Lockyer discusses golf’s development in Japan
For those living in Japan in the 1980s, flying to Hawaii and staying at a four-star hotel to play golf was cheaper than playing a single round of eighteen holes on a local Japanese course. Angus Lockyer, a professor from the University of London, traced golf’s evolution in Japan from the 1880s to the present in a lecture on Wednesday, arguing that the sport became embedded in Japanese culture less as an athletic pastime than as a networking tool.
Golf began to appear in popular artistic and cultural depictions of Japan by the 1930s. It was known as a leisure activity and associated with modernity, although most people at the time did not play the sport.
Elites looked to golf courses as places to connect with other Japanese and international leaders, and spent their time making business deals rather than sinking putts, Lockyer said.
During the last years of World War II, golf lost some of its popularity due to its connection to the West. Japanese players had to put away their clubs or golf illicitly. During the American occupation of Japan from 1945 to 1952, the courses were reopened, used in part by American military personnel.
After the Korean War, which helped to accelerate Japan’s postwar economy, the number of Japanese golfers increased almost 120-fold, to 12 million players in 1985 from 111,000 players in 1940, resulting in overflow on courses. Working class Japanese men could be found practicing their swing on driving ranges as they prepared for the rise up the corporate ladder, Lockyer said.
In the 1990s, however, Japan’s economic malaise took a toll on the interest in golf, and one-third of Japanese golf courses went bankrupt a decade later. In 2009, Goldman Sachs owned the largest portfolio of golf courses in Japan.
Lockyer attributed the initial increase in interest to the sport’s rebranding as “corporate entertainment.” Demand drove the interest in golf in three stages: Korean War building projects in the 1950s, repurposing of corporate land in the 1960s and 1970s and the investment of “silly money” in the 1980s. The continued building projects were responsible for the over-supply of courses in the 1990s. Membership fees at the most exclusive golf clubs totaled up to $1 million.
“Golf, with that kind of momentum behind it, creates problems,” Lockyer said.
During its boom, Japanese popular culture reflected golf’s popularity. One Japanese manga series described a portly young man who, over the course of 24 issues, honed his game and beats actor Jack Nicholson in a competition.
Because of its prominent role in popular culture, controversies erupted over golf.
“Almost every scandal since the ’70s has been embedded in the Japanese culture of golf,” Lockyer said.
Lockyer cited illicit cash transfers that occurred on golf courses’ 17th hole, which was too far away to be seen from the clubhouse. Many involved in the Japanese environmental movement in the 1980s also opposed golf courses’ negative ecological effects.

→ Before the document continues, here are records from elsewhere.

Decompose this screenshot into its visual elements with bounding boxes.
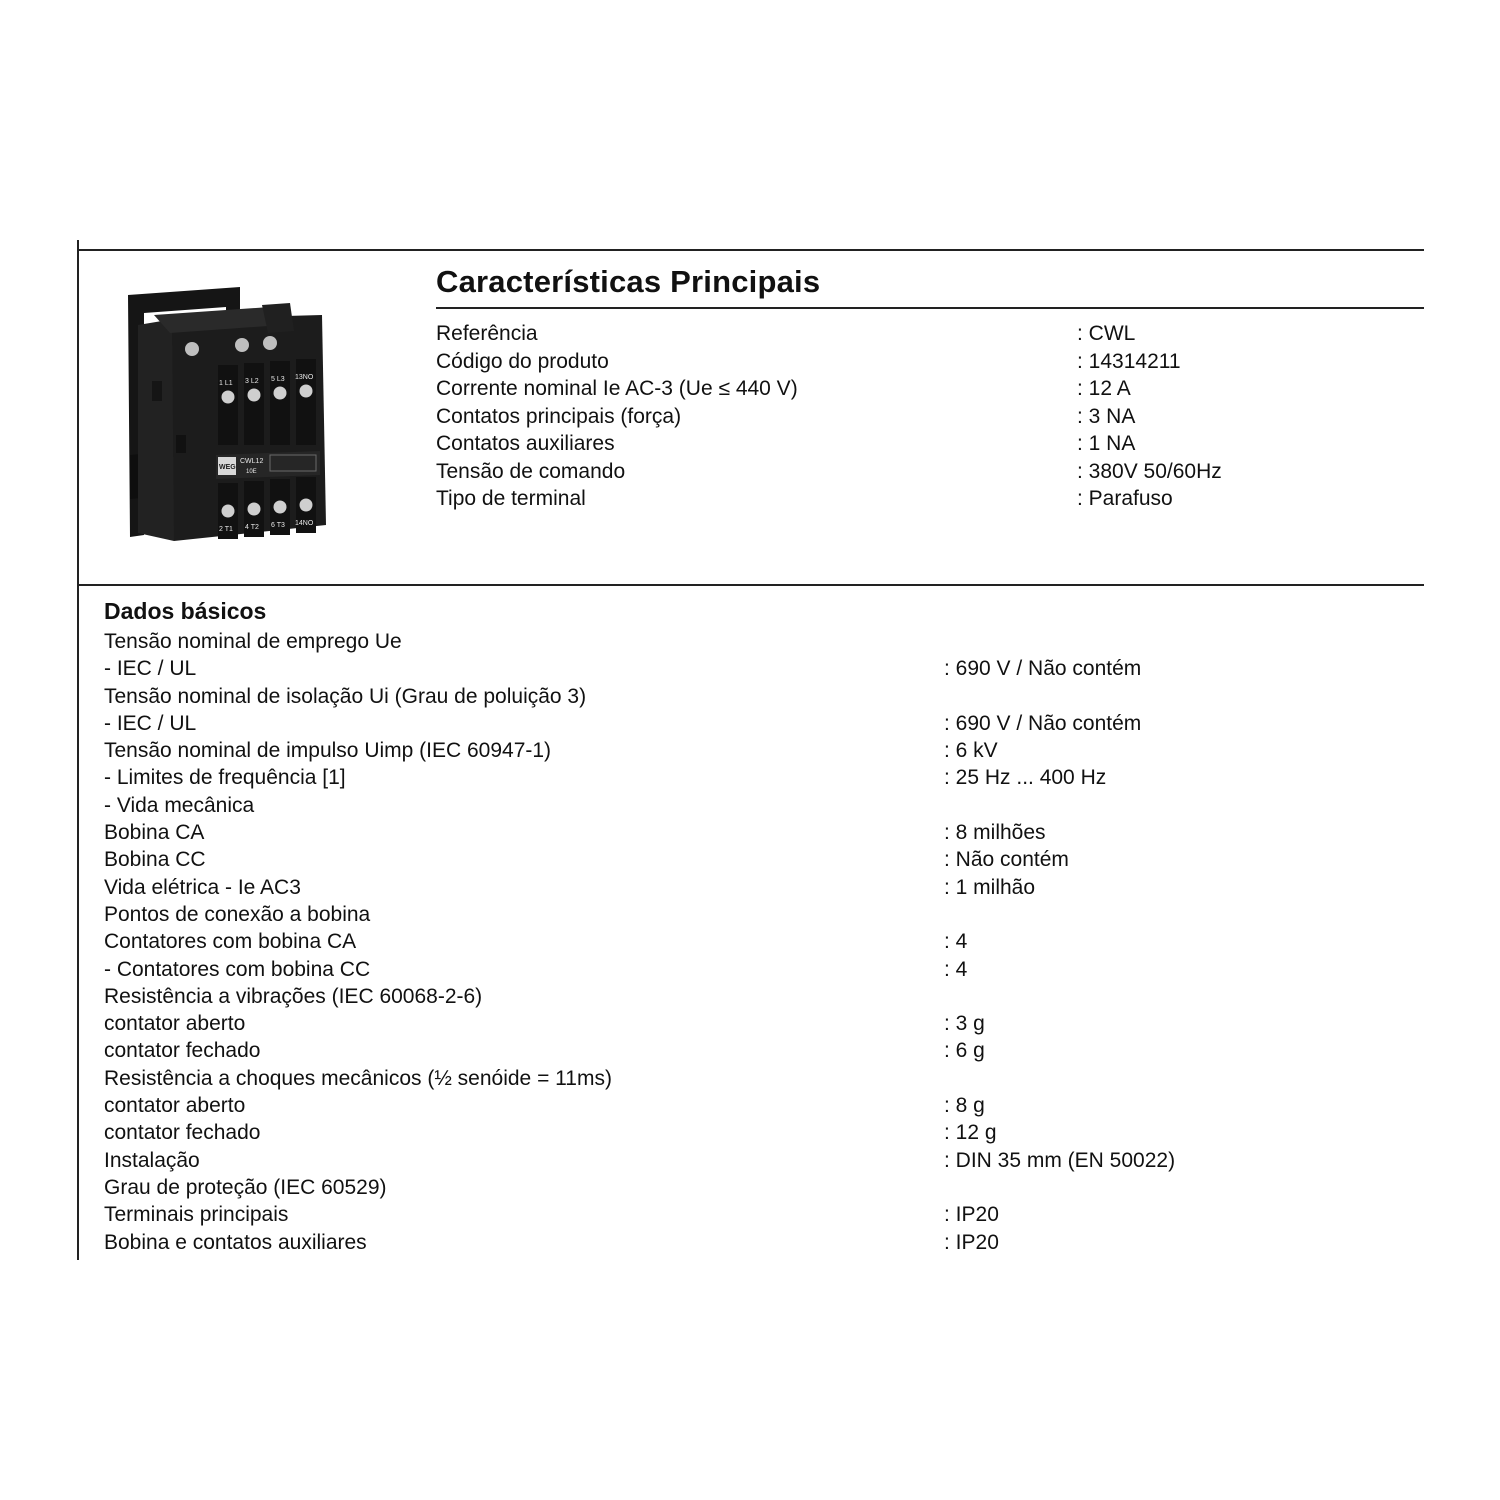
terminal-label-1: 1 L1 [219,380,233,387]
basic-label: Bobina e contatos auxiliares [104,1230,367,1254]
spec-label: Tipo de terminal [436,487,586,510]
spec-label: Contatos principais (força) [436,404,682,428]
variant-label: 10E [246,469,257,475]
page-title: Características Principais [436,264,821,299]
basic-row [0,628,1500,655]
basic-label: contator aberto [104,1094,246,1118]
basic-value: : 25 Hz ... 400 Hz [944,766,1107,790]
basic-value: : 4 [944,957,968,981]
basic-row [0,1174,1500,1201]
spec-row [0,348,1500,375]
basic-label: Terminais principais [104,1203,289,1227]
basic-value: : 6 g [944,1039,985,1063]
spec-label: Tensão de comando [436,459,626,483]
basic-label: Vida elétrica - Ie AC3 [104,875,301,899]
terminal-label-8: 14NO [295,520,314,527]
basic-value: : IP20 [944,1230,999,1254]
basic-row [0,1201,1500,1228]
basic-row [0,737,1500,764]
spec-value: : Parafuso [1077,487,1173,510]
basic-value: : 690 V / Não contém [944,711,1142,735]
basic-label: Bobina CA [104,821,205,845]
basic-row [0,956,1500,983]
basic-value: : 4 [944,930,968,954]
basic-row [0,1092,1500,1119]
basic-row [0,1010,1500,1037]
basic-row [0,1119,1500,1146]
spec-row [0,375,1500,402]
section-divider [78,584,1424,586]
spec-label: Código do produto [436,349,609,373]
spec-row [0,485,1500,512]
spec-row [0,403,1500,430]
title-underline [436,307,1424,309]
basic-value: : 6 kV [944,739,998,763]
spec-value: : 14314211 [1077,349,1181,373]
basic-label: Instalação [104,1148,200,1172]
basic-row [0,1147,1500,1174]
terminal-label-7: 6 T3 [271,522,285,529]
basic-label: - Limites de frequência [1] [104,766,346,790]
spec-row [0,430,1500,457]
spec-value: : CWL [1077,322,1136,345]
basic-row [0,710,1500,737]
spec-label: Referência [436,322,538,345]
basic-label: - Contatores com bobina CC [104,957,371,981]
basic-row [0,655,1500,682]
basic-row [0,846,1500,873]
brand-logo: WEG [219,464,236,471]
basic-label: Bobina CC [104,848,206,872]
basic-label: Resistência a vibrações (IEC 60068-2-6) [104,984,483,1008]
basic-value: : 8 g [944,1094,985,1118]
basic-data-list [0,628,1500,1256]
basic-value: : IP20 [944,1203,999,1227]
basic-row [0,901,1500,928]
basic-label: Pontos de conexão a bobina [104,902,371,926]
terminal-label-3: 5 L3 [271,376,285,383]
terminal-label-5: 2 T1 [219,526,233,533]
basic-value: : 3 g [944,1012,985,1036]
spec-value: : 380V 50/60Hz [1077,459,1222,483]
spec-value: : 3 NA [1077,404,1136,428]
basic-label: - IEC / UL [104,711,197,735]
basic-label: - Vida mecânica [104,793,255,817]
basic-row [0,874,1500,901]
basic-row [0,983,1500,1010]
spec-value: : 1 NA [1077,432,1136,455]
section-title-basic-data: Dados básicos [104,598,267,624]
terminal-label-4: 13NO [295,374,314,381]
basic-label: Contatores com bobina CA [104,930,357,954]
basic-label: Resistência a choques mecânicos (½ senóide = 11ms) [104,1066,612,1090]
basic-value: : Não contém [944,848,1069,872]
basic-label: Grau de proteção (IEC 60529) [104,1175,387,1199]
basic-row [0,792,1500,819]
basic-value: : 1 milhão [944,875,1036,899]
spec-row [0,320,1500,347]
top-divider [78,249,1424,251]
basic-value: : 690 V / Não contém [944,657,1142,681]
basic-row [0,1037,1500,1064]
basic-value: : DIN 35 mm (EN 50022) [944,1148,1176,1172]
basic-label: contator aberto [104,1012,246,1036]
terminal-label-6: 4 T2 [245,524,259,531]
spec-row [0,458,1500,485]
basic-row [0,764,1500,791]
basic-row [0,1065,1500,1092]
basic-row [0,1229,1500,1256]
basic-row [0,928,1500,955]
basic-label: Tensão nominal de impulso Uimp (IEC 60947-1) [104,739,552,763]
spec-label: Contatos auxiliares [436,432,615,455]
model-label: CWL12 [240,458,264,465]
spec-label: Corrente nominal Ie AC-3 (Ue ≤ 440 V) [436,377,798,400]
basic-label: Tensão nominal de isolação Ui (Grau de poluição 3) [104,684,587,708]
basic-value: : 8 milhões [944,821,1046,845]
basic-label: contator fechado [104,1039,261,1063]
basic-row [0,683,1500,710]
spec-value: : 12 A [1077,377,1131,400]
basic-row [0,819,1500,846]
basic-label: Tensão nominal de emprego Ue [104,630,402,653]
basic-label: contator fechado [104,1121,261,1145]
terminal-label-2: 3 L2 [245,378,259,385]
basic-label: - IEC / UL [104,657,197,681]
basic-value: : 12 g [944,1121,997,1145]
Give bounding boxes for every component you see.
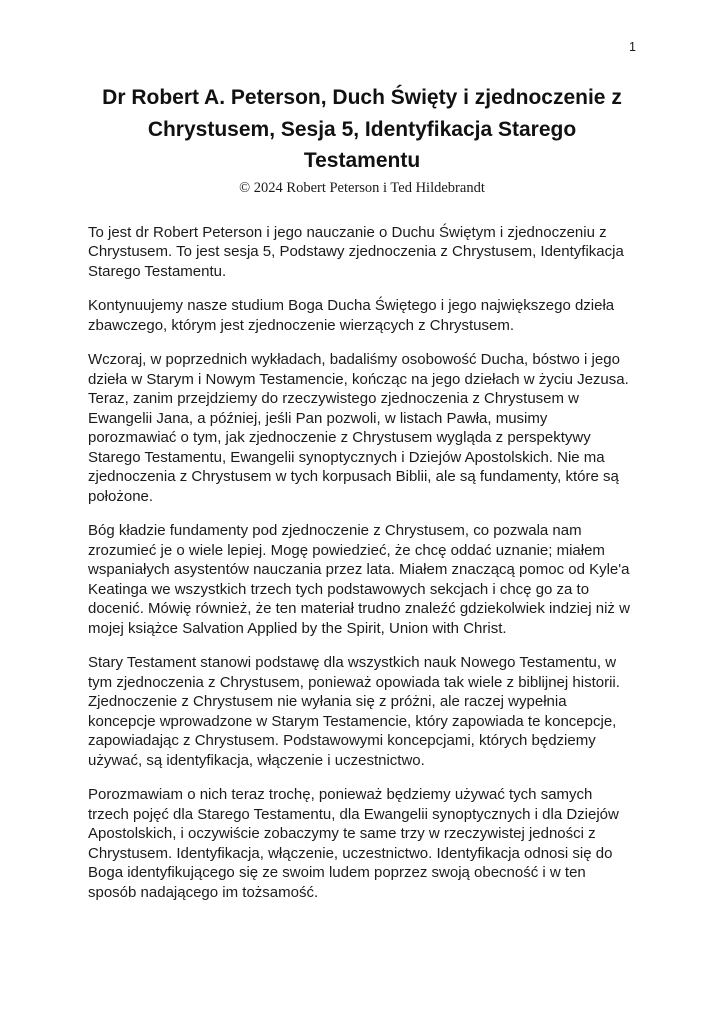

Participation rates are declining for men and are currently estimated to be around 20 to 30 percent of the Japanese male population, Lockyer said. Although corporations are targeting female golfers with increased advertising efforts, female participation has remained at a steady 3 percent.
American firms are attempting to market golf in Japan by shortening the time it takes to play a round. Previously, a round of golf could take up 16 hours, due to extravagant meals at the course and long commutes.
Lockyer also addressed the issue of women caddies in Japan. While caddies in exclusive clubs in the United States and Europe are typically male, the opposite is true in Japan. Lockyer said this could be a direct result of efforts to introduce women into the labor force during the American occupation.
At the end of the lecture, Lockyer contended that golf is a “form” or “organism” that molds to its particular environment. As result, golf cultures are remarkably different in the United States, Scotland and Japan, or even between New Hampshire and California.
Lockyer said in an interview that his negative experience playing golf in Japan fueled his desire to research the topic.
“Research is always a little biographical,” he said. “You have to have some kind of connection or curiosity about something.”
History professor Richard Kremer said that he appreciated Lockyer’s discussion of golf’s broader role within Japanese history.
“I’ve been to a lot of history department lectures, and I can’t think of one like this that appeals to the history of athletics as well as the sort of other questions that historians deal with,” Kremer said.
Hanover resident Ryan Moran said he enjoyed the lecture for its novelty, but wished that Lockyer had spent more time discussing golf in Japan during occupation.
Jackie Chen ’16 said she was surprised to hear that golf in Japan was linked to transformations in Japanese society.
“I expected it to be a really niche subject,” she said.
Lockyer hopes to publish the results of his research in a book within three years.